14. Finally, if you could redefine the roadmap for bioanalytical automation adoption over the next decade, what priorities would you place at the forefront to ensure both scientific progress and broad accessibility?
Data integrity: Build automation around ALCOA+ and Part 11/Annex 11 from the start. Immutable audit trails, role-based access, synchronized time-stamps, and automated QC at data entry make integrity a default, not an afterthought.
Flexible system: Adopt flexible, “LEGO-style” systems with swappable decks and configurable modules. This keeps platforms relevant as assays evolve, avoiding costly re-platforming and preserving long-term value.
Accessible automation: Shared, managed hubs—whether CRO-hosted or consortium-based—can deliver automation as a service. This lowers the barrier for smaller labs and expands access to compliant, high-quality bioanalysis.
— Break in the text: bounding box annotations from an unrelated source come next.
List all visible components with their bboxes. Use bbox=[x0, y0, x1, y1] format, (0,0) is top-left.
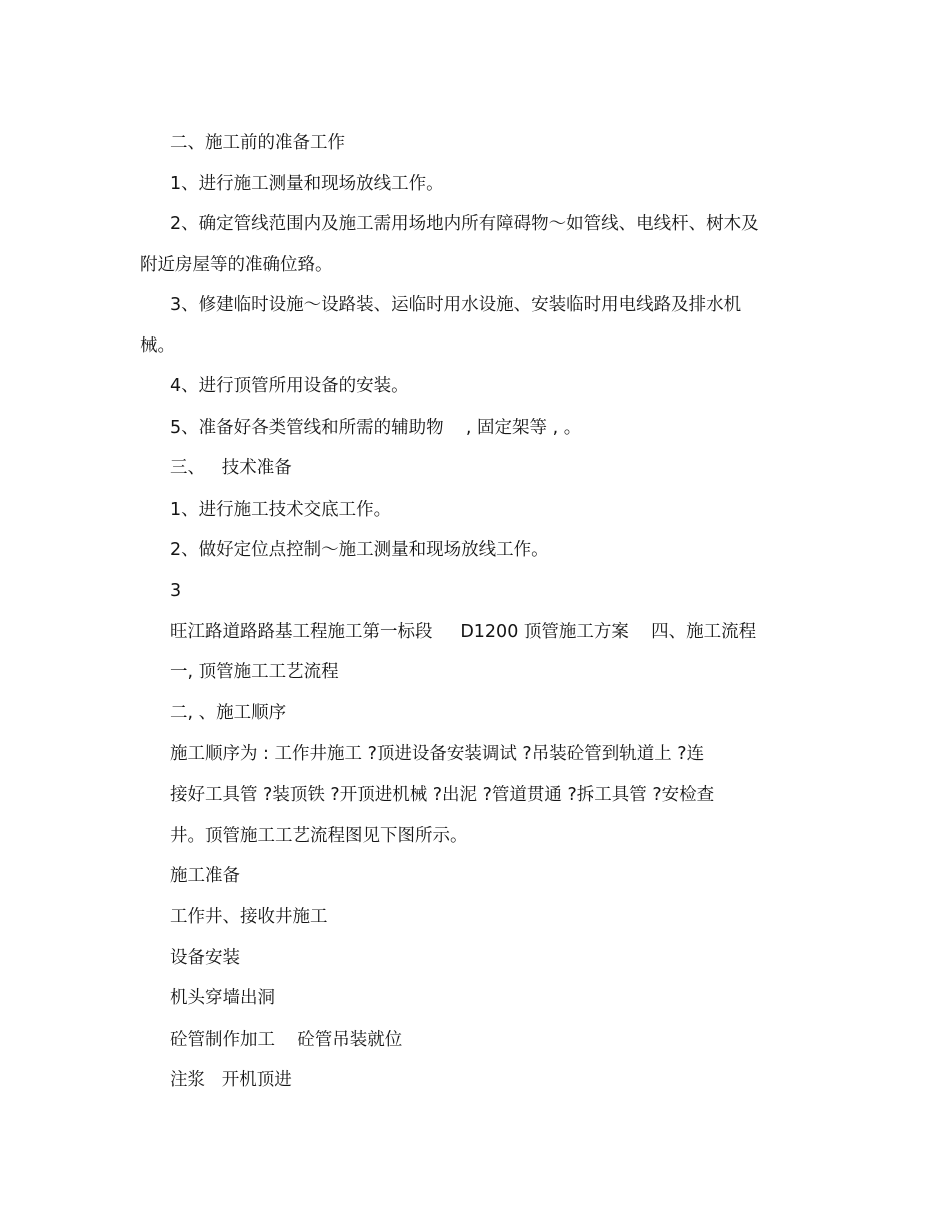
paragraph-line: 1、进行施工测量和现场放线工作。 bbox=[170, 173, 444, 194]
paragraph-line: 接好工具管 ?装顶铁 ?开顶进机械 ?出泥 ?管道贯通 ?拆工具管 ?安检查 bbox=[170, 784, 715, 805]
flow-step: 施工准备 bbox=[170, 865, 240, 886]
paragraph-line: 4、进行顶管所用设备的安装。 bbox=[170, 375, 409, 396]
paragraph-line: 2、确定管线范围内及施工需用场地内所有障碍物～如管线、电线杆、树木及 bbox=[170, 213, 759, 234]
paragraph-line: 5、准备好各类管线和所需的辅助物 , 固定架等 , 。 bbox=[170, 417, 582, 438]
paragraph-line: 井。顶管施工工艺流程图见下图所示。 bbox=[170, 825, 468, 846]
section-heading-technical: 三、 技术准备 bbox=[170, 457, 292, 478]
paragraph-line: 施工顺序为 : 工作井施工 ?顶进设备安装调试 ?吊装砼管到轨道上 ?连 bbox=[170, 743, 705, 764]
flow-step: 设备安装 bbox=[170, 947, 240, 968]
running-header-line: 旺江路道路路基工程施工第一标段 D1200 顶管施工方案 四、施工流程 bbox=[170, 621, 757, 642]
subsection-heading-process: 一, 顶管施工工艺流程 bbox=[170, 661, 339, 682]
subsection-heading-sequence: 二, 、施工顺序 bbox=[170, 702, 287, 723]
flow-step: 工作井、接收井施工 bbox=[170, 906, 328, 927]
paragraph-continuation: 械。 bbox=[140, 335, 175, 356]
page-number-fragment: 3 bbox=[170, 580, 182, 601]
paragraph-continuation: 附近房屋等的准确位臵。 bbox=[140, 254, 333, 275]
flow-step: 注浆 开机顶进 bbox=[170, 1069, 292, 1090]
paragraph-line: 3、修建临时设施～设路装、运临时用水设施、安装临时用电线路及排水机 bbox=[170, 294, 742, 315]
paragraph-line: 2、做好定位点控制～施工测量和现场放线工作。 bbox=[170, 539, 549, 560]
section-heading-preparation: 二、施工前的准备工作 bbox=[170, 132, 345, 153]
paragraph-line: 1、进行施工技术交底工作。 bbox=[170, 499, 392, 520]
flow-step: 砼管制作加工 砼管吊装就位 bbox=[170, 1029, 403, 1050]
flow-step: 机头穿墙出洞 bbox=[170, 987, 275, 1008]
Pre-validated automation methods and datasets: Starter kits with validated methods, plate maps, QC rules, and reference datasets cut onboarding time and reduce variability. Standardization speeds adoption while ensuring comparability across sites.
Cybersecurity: Protect connected platforms with hardened endpoints, segmented networks, and tested backup/restore systems. Regular incident drills ensure rapid recovery, safeguarding both compliance and sponsor trust.